Publicado en El Mercurio de 8 de junio 2017
Según la Constitución y la realidad, la política exterior es tema tanto de la Cancillería como del Ministerio de Defensa, en niveles diferenciados. Simplificando, la primera está para hacer amigos y el segundo para disuadir enemigos. No son objetivos divididos por una muralla china. Ambos servicios deben reflejar la continuidad del binomio Política-Estrategia, que corresponde definir al Jefe (a) de Estado.
Parte importante de lo que nos viene sucediendo, es producto de que esa continuidad no existe. No hay una decisión política que imponga un trabajo conjunto, en lo estratégico, entre ambas instituciones. Quizás por eso, es inútil buscar información relevante sobre el tratamiento de los conflictos vecinales, en los mensajes o cuentas de los jefes de Estado. Esa carencia deja a la vista un vacío, que algunos tratan de llenar con posiciones más simpáticas para Evo Morales que para el interés nacional.
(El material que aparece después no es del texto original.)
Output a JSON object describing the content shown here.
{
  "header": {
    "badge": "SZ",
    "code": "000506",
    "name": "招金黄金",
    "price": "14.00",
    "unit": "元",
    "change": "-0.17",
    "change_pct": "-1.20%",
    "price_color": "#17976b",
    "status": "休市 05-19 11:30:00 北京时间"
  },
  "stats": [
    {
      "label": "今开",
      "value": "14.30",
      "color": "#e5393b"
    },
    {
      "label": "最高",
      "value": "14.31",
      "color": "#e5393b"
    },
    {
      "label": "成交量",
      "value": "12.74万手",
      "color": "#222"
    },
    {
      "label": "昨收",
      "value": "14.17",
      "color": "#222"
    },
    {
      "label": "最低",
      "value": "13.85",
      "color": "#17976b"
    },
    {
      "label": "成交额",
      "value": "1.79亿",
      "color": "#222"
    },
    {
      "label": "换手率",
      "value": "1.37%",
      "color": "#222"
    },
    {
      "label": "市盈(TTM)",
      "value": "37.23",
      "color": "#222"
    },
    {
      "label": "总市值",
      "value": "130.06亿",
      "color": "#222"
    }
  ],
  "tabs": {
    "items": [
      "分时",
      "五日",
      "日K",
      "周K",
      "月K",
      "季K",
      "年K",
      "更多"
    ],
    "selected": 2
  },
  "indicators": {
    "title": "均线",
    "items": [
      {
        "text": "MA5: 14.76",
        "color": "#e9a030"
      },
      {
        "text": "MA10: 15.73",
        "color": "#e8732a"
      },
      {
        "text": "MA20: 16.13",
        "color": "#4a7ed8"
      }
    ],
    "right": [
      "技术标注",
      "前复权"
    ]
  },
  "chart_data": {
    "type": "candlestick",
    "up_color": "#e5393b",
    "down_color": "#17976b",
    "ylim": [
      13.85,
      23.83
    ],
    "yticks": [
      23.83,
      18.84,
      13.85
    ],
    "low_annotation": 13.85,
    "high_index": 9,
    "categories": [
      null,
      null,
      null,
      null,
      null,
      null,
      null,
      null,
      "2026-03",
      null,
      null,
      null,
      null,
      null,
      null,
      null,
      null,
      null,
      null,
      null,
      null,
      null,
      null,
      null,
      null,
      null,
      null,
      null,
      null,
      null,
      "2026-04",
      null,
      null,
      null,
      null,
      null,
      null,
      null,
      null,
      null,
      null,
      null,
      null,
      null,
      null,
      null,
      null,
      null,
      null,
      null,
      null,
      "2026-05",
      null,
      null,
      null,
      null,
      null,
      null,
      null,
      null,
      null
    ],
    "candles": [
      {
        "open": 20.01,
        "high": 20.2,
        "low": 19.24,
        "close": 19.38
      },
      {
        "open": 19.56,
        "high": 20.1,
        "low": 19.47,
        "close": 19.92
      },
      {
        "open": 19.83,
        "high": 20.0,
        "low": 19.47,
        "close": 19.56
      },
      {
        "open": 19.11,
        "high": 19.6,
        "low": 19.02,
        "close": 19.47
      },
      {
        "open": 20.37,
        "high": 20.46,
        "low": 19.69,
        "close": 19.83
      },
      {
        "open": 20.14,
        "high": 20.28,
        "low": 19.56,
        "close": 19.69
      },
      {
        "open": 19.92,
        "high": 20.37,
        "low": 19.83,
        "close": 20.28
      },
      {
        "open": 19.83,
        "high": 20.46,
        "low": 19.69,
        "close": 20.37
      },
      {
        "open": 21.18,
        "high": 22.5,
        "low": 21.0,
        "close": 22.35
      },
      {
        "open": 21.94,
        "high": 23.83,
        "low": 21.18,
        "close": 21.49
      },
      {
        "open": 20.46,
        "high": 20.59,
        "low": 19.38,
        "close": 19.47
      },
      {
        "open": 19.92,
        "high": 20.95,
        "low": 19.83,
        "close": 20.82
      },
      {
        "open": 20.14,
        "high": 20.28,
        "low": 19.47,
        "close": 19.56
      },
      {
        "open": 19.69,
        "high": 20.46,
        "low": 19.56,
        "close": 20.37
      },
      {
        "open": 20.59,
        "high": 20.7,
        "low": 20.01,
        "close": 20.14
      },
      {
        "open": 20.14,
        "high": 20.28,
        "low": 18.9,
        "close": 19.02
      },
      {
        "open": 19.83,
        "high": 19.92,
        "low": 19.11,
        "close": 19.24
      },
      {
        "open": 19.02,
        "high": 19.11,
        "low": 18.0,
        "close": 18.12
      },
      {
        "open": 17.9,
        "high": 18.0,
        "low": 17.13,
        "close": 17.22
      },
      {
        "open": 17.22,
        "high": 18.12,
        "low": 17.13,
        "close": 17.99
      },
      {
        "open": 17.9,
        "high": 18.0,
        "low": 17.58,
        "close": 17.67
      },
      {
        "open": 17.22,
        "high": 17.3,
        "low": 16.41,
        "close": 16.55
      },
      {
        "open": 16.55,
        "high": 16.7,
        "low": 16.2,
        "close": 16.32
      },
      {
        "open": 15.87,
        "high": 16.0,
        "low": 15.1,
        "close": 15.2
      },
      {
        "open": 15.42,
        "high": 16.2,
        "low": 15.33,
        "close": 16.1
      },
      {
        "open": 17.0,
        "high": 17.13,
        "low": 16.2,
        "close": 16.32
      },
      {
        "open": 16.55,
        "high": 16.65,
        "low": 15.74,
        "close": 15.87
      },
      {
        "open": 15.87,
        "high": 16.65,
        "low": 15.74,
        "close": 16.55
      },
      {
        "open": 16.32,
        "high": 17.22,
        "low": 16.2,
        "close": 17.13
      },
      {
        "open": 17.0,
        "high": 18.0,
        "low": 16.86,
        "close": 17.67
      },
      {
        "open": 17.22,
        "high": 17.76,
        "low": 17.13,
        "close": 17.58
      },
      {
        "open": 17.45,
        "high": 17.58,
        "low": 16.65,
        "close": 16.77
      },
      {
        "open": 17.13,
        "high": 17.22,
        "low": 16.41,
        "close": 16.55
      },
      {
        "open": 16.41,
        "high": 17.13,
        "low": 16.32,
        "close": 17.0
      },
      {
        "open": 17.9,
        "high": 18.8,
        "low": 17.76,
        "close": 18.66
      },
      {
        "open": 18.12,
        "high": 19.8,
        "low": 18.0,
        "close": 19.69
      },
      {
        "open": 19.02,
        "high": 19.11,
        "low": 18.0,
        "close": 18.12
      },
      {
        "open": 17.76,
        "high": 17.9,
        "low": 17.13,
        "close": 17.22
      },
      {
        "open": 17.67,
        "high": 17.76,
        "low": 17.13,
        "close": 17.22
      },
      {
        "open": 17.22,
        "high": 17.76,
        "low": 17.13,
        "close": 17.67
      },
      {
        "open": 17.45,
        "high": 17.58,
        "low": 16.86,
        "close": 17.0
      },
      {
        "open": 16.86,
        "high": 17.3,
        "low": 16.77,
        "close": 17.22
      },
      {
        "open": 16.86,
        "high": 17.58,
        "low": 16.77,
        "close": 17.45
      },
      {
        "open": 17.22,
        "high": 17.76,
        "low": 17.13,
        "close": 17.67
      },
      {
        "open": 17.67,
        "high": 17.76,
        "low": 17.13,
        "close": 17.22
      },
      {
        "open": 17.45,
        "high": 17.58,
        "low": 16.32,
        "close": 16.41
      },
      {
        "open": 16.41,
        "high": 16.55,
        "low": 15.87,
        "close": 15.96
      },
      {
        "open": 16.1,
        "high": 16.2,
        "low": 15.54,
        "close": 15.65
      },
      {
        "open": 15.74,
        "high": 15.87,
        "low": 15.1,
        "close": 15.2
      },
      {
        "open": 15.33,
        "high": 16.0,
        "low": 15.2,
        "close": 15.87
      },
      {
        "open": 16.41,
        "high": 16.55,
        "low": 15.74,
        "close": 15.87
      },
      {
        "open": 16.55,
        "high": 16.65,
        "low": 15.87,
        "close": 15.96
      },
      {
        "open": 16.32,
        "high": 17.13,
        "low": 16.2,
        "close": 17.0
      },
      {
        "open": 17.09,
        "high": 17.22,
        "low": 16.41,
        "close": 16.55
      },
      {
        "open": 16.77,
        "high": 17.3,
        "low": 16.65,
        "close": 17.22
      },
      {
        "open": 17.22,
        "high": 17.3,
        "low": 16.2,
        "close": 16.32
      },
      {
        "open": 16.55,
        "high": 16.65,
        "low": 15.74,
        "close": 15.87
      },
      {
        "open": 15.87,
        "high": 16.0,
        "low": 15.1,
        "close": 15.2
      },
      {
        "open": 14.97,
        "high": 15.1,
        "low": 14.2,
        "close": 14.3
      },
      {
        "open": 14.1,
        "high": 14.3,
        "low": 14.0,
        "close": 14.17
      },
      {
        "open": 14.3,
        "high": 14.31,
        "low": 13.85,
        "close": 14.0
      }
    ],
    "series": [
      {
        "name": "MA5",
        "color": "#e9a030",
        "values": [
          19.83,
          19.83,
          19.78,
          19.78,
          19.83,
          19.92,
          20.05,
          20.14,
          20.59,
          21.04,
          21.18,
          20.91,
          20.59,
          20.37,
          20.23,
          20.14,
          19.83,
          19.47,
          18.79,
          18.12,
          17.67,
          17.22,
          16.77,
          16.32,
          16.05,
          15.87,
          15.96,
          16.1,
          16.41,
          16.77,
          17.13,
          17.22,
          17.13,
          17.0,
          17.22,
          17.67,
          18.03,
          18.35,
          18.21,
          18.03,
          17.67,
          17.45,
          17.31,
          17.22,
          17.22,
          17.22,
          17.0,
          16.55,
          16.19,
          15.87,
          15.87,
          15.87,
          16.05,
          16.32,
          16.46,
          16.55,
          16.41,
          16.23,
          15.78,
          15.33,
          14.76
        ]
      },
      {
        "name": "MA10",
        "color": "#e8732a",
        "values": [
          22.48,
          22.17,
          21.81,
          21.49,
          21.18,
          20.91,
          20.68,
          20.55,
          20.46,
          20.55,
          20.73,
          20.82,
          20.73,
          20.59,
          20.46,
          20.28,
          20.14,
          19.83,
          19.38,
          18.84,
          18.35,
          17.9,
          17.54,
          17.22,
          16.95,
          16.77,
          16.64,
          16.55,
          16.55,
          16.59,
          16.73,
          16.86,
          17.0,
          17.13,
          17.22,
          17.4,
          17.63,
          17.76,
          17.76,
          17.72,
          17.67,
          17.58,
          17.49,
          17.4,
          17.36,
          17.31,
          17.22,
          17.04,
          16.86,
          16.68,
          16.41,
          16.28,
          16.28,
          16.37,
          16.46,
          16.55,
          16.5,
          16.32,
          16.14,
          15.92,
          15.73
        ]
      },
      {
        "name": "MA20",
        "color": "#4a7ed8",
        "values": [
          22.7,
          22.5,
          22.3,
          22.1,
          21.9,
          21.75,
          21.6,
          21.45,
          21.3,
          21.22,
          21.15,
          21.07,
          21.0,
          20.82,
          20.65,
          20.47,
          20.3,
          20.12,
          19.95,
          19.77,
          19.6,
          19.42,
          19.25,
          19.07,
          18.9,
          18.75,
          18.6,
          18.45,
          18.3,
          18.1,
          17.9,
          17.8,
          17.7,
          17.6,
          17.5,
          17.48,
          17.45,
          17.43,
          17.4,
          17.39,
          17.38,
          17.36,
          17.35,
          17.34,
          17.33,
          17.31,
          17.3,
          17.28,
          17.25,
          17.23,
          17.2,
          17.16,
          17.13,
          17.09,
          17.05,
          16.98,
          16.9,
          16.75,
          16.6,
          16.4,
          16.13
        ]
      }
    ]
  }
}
En 2004, mostrando una interesante evolución militar, el general Juan Emilio Cheyre reconoció que “la soberanía es un concepto que jamás es absoluto” y que “uno es soberano en sus límites, en su sistema político (…) pero es completamente dependiente en muchos otros aspectos”. Esto se reflejó en la Ordenanza General de su arma, que ratificó a la institucion como “efectiva contribuyente a los propósitos de la política exterior del país” y planteó considerar a los vecinos como “socios y amigos en proyectos comunes”. En paralelo -fruto de una correcta política de los primeros gobiernos de la Concertación-, las FF.AA se autopercibieron como “exportadoras de paz”, con base en sus misiones internacionales.
Para buenos entendedores, esto implicaba un escarmiento con doble aprendizaje: La realidad podía flexibilizar la ponderación estratégica de la defensa, en beneficio de la diplomacia. La relación diplomático-militar no debía ser de competencia, sino de complementariedad en la diversidad. Pero, desde que se abriera el conficto con el Perú, por la frontera marítima, nuestra diplomacia estuvo “en otra”. Con base en la soberanía absoluta, expresada en “la santidad de los tratados”, negaba toda posibilidad de negociación diplomática en los conflictos que comprometieran la soberanía. Sin embargo, aceptaba la jurisdicción de la Corte Internacional de Justicia (CIJ), propuesta por el Perú, con efecto-demostración en Bolivia.
Tal predicamento fue impugnado por académicos y especialistas –de los cuales no me excluyo-, pero la mejor expresión de sorpresa se la leí en 2010 al periodista Fernando Paulsen: “Si los tratados de límites no son negociables, que ha sido la posición intransable de Chile, ¿por qué 15 magistrados extranjeros (…), a cargo del máximo tribunal de Naciones Unidas, revisarán las razones de peruanos y chilenos para su disputa limítrofe, tomando una decisión que efectivamente podría alterar lo que para Chile jamás era negociable?”
En ese cuadro de diplomáticos hoscamente jurídicos y guerreros afectuosamente flexibles, que evocaba la unamuniana sanchificación del Quijote y la quijotización de Sancho, los militares se percibieron fuera del juego. Formados en la valoración realista de la correlación de fuerzas, no los convencía una “firmeza” que sólo se expresaba en argumentos jurídicos a cargo de abogados extranjeros. Para ellos, anulaba la capacidad de disuasión defensiva, que es eminentemente diplomática y supone un marco previo de negociación.
La percepción castrense de exclusión no dio origen a “amurramientos”, sino a un proceso creativo. Con base en sus unidades académicas, los militares comenzaron a procesar los hechos y las doctrinas. Ejemplificando, la Academia de Guerra del Ejército de Chile publicó, en 2015, La punta del iceberg, una excelente investigación multidisciplinaria, con aporte de civiles, identificando los escenarios políticos y económicos bolivianos, actuales y de futuro. En 2016, el general ® Fernando Hormazábal publicó una prolija historia de la relación chileno-boliviana, con párrafos críticos respecto a nuestro “formalismo jurídico”.
El riesgo es obvio. La percepción de ajenidad castrense, en los temas estratégicos, podría inducir una situación de “cuerdas separadas” con la Cancillería. En paralelo, sería una regresión literalmente estratégica para la relación civil-militar, tal como fue concebida por los primeros gobiernos de la Concertación.
Nada de esto puede evitarse con el soslayamiento. Las instituciones permanentes de Chile no van a llegar a una ecuación común, en línea con el interés nacional, sin una conducción superior que ejerza el liderazgo estratégico e informe claramente a la ciudadanía.